De Vlaming is daarmee de beste sorteerder van Europa – een verdienste die zonder twijfel op het conto kan worden geschreven van de vorige Vlaamse minister van Leefmilieu Vera Dua (Agalev). Zij presenteerde in samenwerking met OVAM ook een ‘uitvoeringsplan huishoudelijke afvalstoffen 2003-2007’. De krachtlijnen daarvan zijn: 1) het niet-gescheiden restafval per gezin – vorig jaar gemiddeld 170 kilogram – moet worden beperkt tot 150 kilogram, 2) het storten moet volledig stoppen en 3) er moet meer aandacht zijn voor de preventie van afval. Inzake selectieve scheiding van afval zou de Vlaming aan zijn limiet zitten.
AARDAPPELSCHIL MET BARCODE
Toch komt er nog kritiek op de geleverde inspanningen. Niet iedereen is ervan overtuigd dat het intensieve sorteren, gekoppeld aan de regelmatige ophaal- en verwerkingsrondes, de meest milieuvriendelijke manier is om van ons afval af te raken. Sommigen vinden dat de burger minder zou moeten betalen als hij zorgvuldig met zijn afval omgaat, en niet meer, zoals nu dikwijls het geval is. Er rijzen ook vragen bij de transparantie van de vzw FOST Plus, een door de verpakkingsindustrie opgezette organisatie die de ophaling en verwerking van het huishoudelijk afval coördineert. Dua vond onder meer dat FOST Plus dringend ‘de onduidelijke scheidingsregel voor PMD-afval’ moest verduidelijken – PMD staat voor de plastic flessen, metalen blikken en drankkartons die in de blauwe vuilniszak terechtkomen.
‘FOST Plus is een belangrijke speler geworden tussen het beleid, de gemeenten en de intercommunales enerzijds en de industrie anderzijds’, zegt afvalexpert Christof Delatter van de Vereniging van Vlaamse Steden en Gemeenten (VVSG). ‘Maar ze stelt helaas niet al haar cijfers beschikbaar. Daarenboven wordt het huishoudelijk afval als het ware met een apothekersweegschaaltje afgewogen en wordt elke aardappelschil bij wijze van spreken van een barcode voorzien tot ze verwerkt is, terwijl er voor de veel grotere markt van het bedrijfsafval minder controle is. Niemand heeft een grondig zicht op waar dat afval naartoe gaat.’

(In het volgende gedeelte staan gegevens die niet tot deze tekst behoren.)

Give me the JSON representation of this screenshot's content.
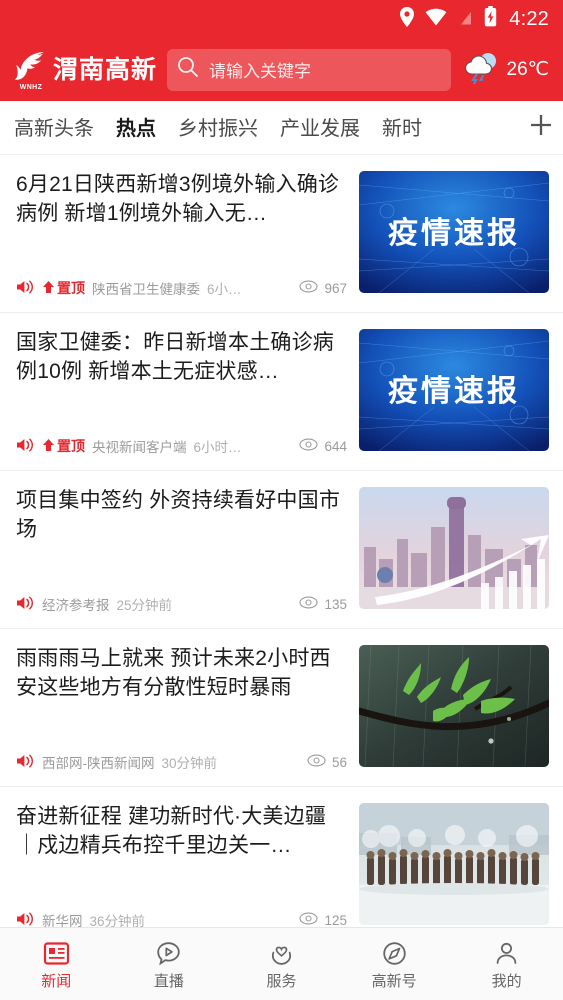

Afval is big business geworden. OVAM en anderen doen hun best om zoveel mogelijk te controleren, maar toch zijn er slechts weinig rechtszaken inzake de ophaling en recyclage van afval. Dat past misschien in de recente vaststelling dat onze parketten sterk de neiging hebben klachten in de milieusfeer te seponeren. ‘De enige zaak die ik ken, is in de bedrijfswereld’, zegt de Gentse rechter Jan Van den Berghe. ‘Een opkoper van autobanden bij garagisten liet zich voor recyclage betalen, maar verkocht de minst slechte banden in Oost-Europa en dumpte de rest in een rivier. Hij kreeg daarvoor anderhalf jaar gevangenisstraf. Wij zitten natuurlijk wel op het einde van de keten. Er kan met een dossier van alles gebeuren vóór het voor de rechter komt.’
Advocate Isabelle Larmuseau, gespecialiseerd in milieuzaken, heeft geen weet van gerechtelijke dossiers die zich afspelen in de huishoudelijke afvalsector. Zij vertegenwoordigt de verpakkingsindustrie in een discussie met de overheid over een hiërarchie die deze laatste wil invoeren inzake de recyclage van drankverpakkingen – een deel van de PMD-oprisping van Dua. ‘De overheid’, stelt Larmuseau, ‘wil de reglementering zo aanpassen dat drankverpakkingen verplicht in nieuwe drankverpakkingen gerecycleerd worden, en niet in andere producten. Wat niet altijd een haalbare kaart is omwille van de voedselveiligheid.’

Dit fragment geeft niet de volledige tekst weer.